Acquisitions power RTG’s performance

BUSINESS WRITER
Rainbow Tourism Group (RTG), a publicly traded hospitality group, delivered a strong full-year performance, underpinned by an aggressive acquisition drive that expanded its asset base, lifted volumes and consolidated market share, Business Times can report.
The group’s recent acquisitions, including Montclair Hotel and Casino in Nyanga, MSK House in Cape Town, South Africa, and Batoka Safaris in Victoria Falls, have emerged as key growth drivers, strengthening both revenue streams and strategic positioning across regional markets.
RTG board chairperson Douglas Hoto said the group’s financial position remained robust, with total assets rising 28% to US$82.7m, up from US$64.5m in the prior year.
“This growth was driven primarily by the strategic acquisition of assets, namely Montclair Hotel and Casino in Nyanga, MSK House in Cape Town, South Africa, and Batoka Safaris, a destination management entity based in Victoria Falls,” Hoto said.
The group recorded solid top-line growth in FY25, with revenue increasing 13% to US$50.3m from US$44.4m in FY24, supported by innovative strategies and the continued strength of its diversified hospitality and tourism portfolio.
Hoto noted that the newly acquired units were swiftly integrated into operations, contributing meaningfully to performance.
“Montclair Resort and Conference Hotel was incorporated into operations effective March 1, 2025. Batoka Safaris was consolidated into the group’s revenue from June 1, 2025. Both entities contributed 8% of total group revenues,” he said.
RTG chief executive Tendai Madziwanyika said the results reflect a deliberate and resilient commercial strategy.
“These results illustrate a robust commercial strategy that enabled RTG to dominate volume and market share while maintaining a strong revenue base,” Madziwanyika said.

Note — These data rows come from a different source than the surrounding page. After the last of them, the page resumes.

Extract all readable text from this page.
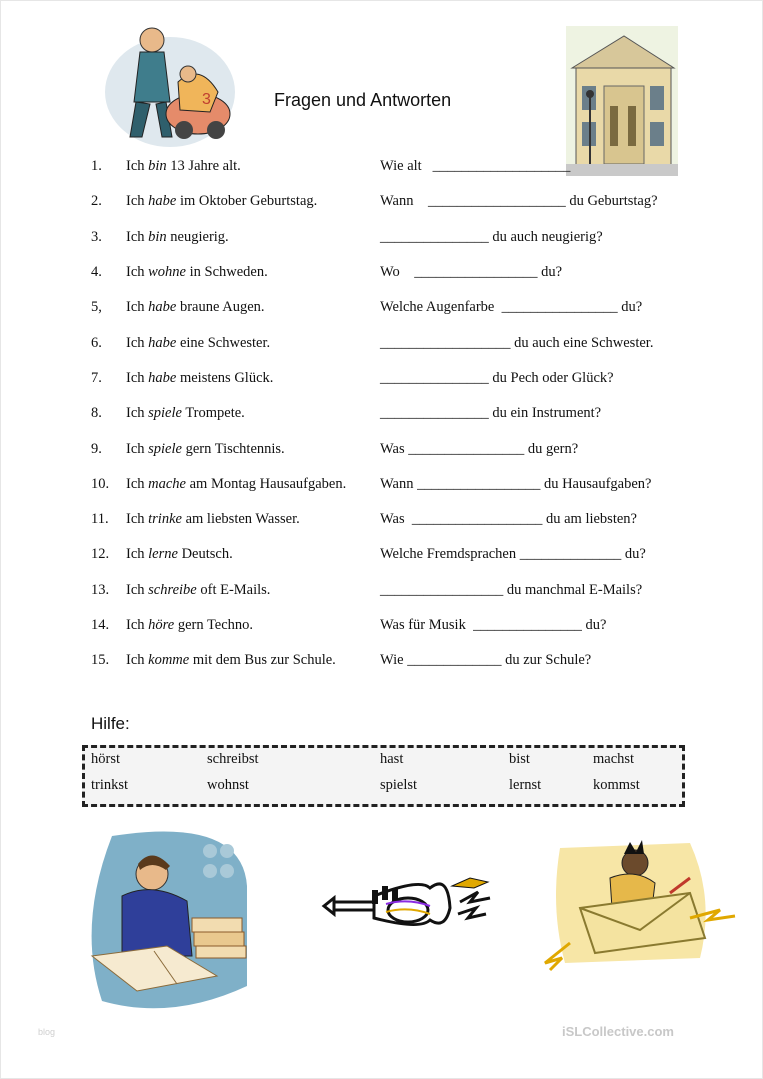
3	Fragen und Antworten
1. Ich bin 13 Jahre alt.	Wie alt   ___________________
2. Ich habe im Oktober Geburtstag.	Wann    ___________________ du Geburtstag?
3. Ich bin neugierig.	_______________ du auch neugierig?
4. Ich wohne in Schweden.	Wo    _________________ du?
5, Ich habe braune Augen.	Welche Augenfarbe  ________________ du?
6. Ich habe eine Schwester.	__________________ du auch eine Schwester.
7. Ich habe meistens Glück.	_______________ du Pech oder Glück?
8. Ich spiele Trompete.	_______________ du ein Instrument?
9. Ich spiele gern Tischtennis.	Was ________________ du gern?
10. Ich mache am Montag Hausaufgaben. Wann _________________ du Hausaufgaben?
11. Ich trinke am liebsten Wasser.	Was  __________________ du am liebsten?
12. Ich lerne Deutsch.	Welche Fremdsprachen ______________ du?
13. Ich schreibe oft E-Mails.	_________________ du manchmal E-Mails?
14. Ich höre gern Techno.	Was für Musik  _______________ du?
15. Ich komme mit dem Bus zur Schule.	Wie _____________ du zur Schule?
Hilfe:
hörst	schreibst	hast	bist	machst
trinkst	wohnst	spielst	lernst	kommst
blog	iSLCollective.com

“The growth reflects the group’s deliberate, diversified strategy and its ability to respond quickly to changing market dynamics. Our resilience stems from not relying on a single revenue stream and our ability to continuously innovate and adapt.”
He added that internal efficiencies and cost management initiatives were beginning to translate into improved margins.
“We have been very deliberate about managing our costs while also improving operational efficiencies, and that is starting to reflect in our margins. Initiatives such as the RTG Agro project — where we now produce key fresh items like vegetables — are significantly reducing costs while enhancing quality for our guests,” he said.
RTG also benefited from a surge in foreign currency earnings, driven by increased international travel and conferencing activity, particularly in Victoria Falls.
“The increase in foreign currency earnings is driven by stronger international travel and growing conferencing activity. The acquisitions we made this year are part of a broader strategic plan to position the business for future growth,” Madziwanyika added.
Hoto said the group’s strategic investments had strengthened its valuation and enhanced investor confidence.
“These investments have not only reinforced RTG’s market position but also improved its overall valuation. We are optimistic about the year ahead, supported by strong demand, a strengthened portfolio and a solid foundation for growth,” he said.
However, the expansion came with a short-term cost impact. The group incurred US$1.6m in acquisition-related expenses during the year, weighing on earnings.
“As a result, EBITDA closed at US$7.9m compared to US$9.7m in 2024. Despite this temporary impact, the acquired assets are expected to drive revenue growth and support margin expansion in future periods,” Hoto said.
Profitability metrics nonetheless improved, with gross profit margin rising to 74% from 70%, supported by stringent cost controls and operational efficiencies.
“The group achieved a strong uplift in profitability margins during the year, driven by disciplined cost management,” Hoto said.
The performance was achieved against a challenging operating environment marked by liquidity constraints and reduced NGO-related business following the withdrawal of donor funding by key international partners.
Despite these headwinds, RTG posted double-digit growth, with foreign currency earnings increasing 28% to US$24.1m from US$18.9m in 2024.
Operational metrics also strengthened, with occupancy rising to 57% from 54%, despite the temporary loss of approximately 3,200 room nights due to refurbishment programmes across key properties.
Average Daily Rate (ADR) improved to US$109 from US$102, while Revenue per Available Room (RevPAR) rose 13% to US$62, reflecting sustained demand across the group’s portfolio.
Beyond its core hotel operations, RTG continues to diversify through subsidiaries such as Heritage Expeditions Africa and Gateway Stream, Zimbabwe’s leading digital marketplace for travel, accommodation and retail services. The group also maintains a regional sales and marketing office in Johannesburg to drive international business.
Through sustained investment in infrastructure, technology and sustainability, RTG is positioning itself at the forefront of Zimbabwe’s tourism sector, playing a pivotal role in driving economic growth, foreign currency generation and employment creation.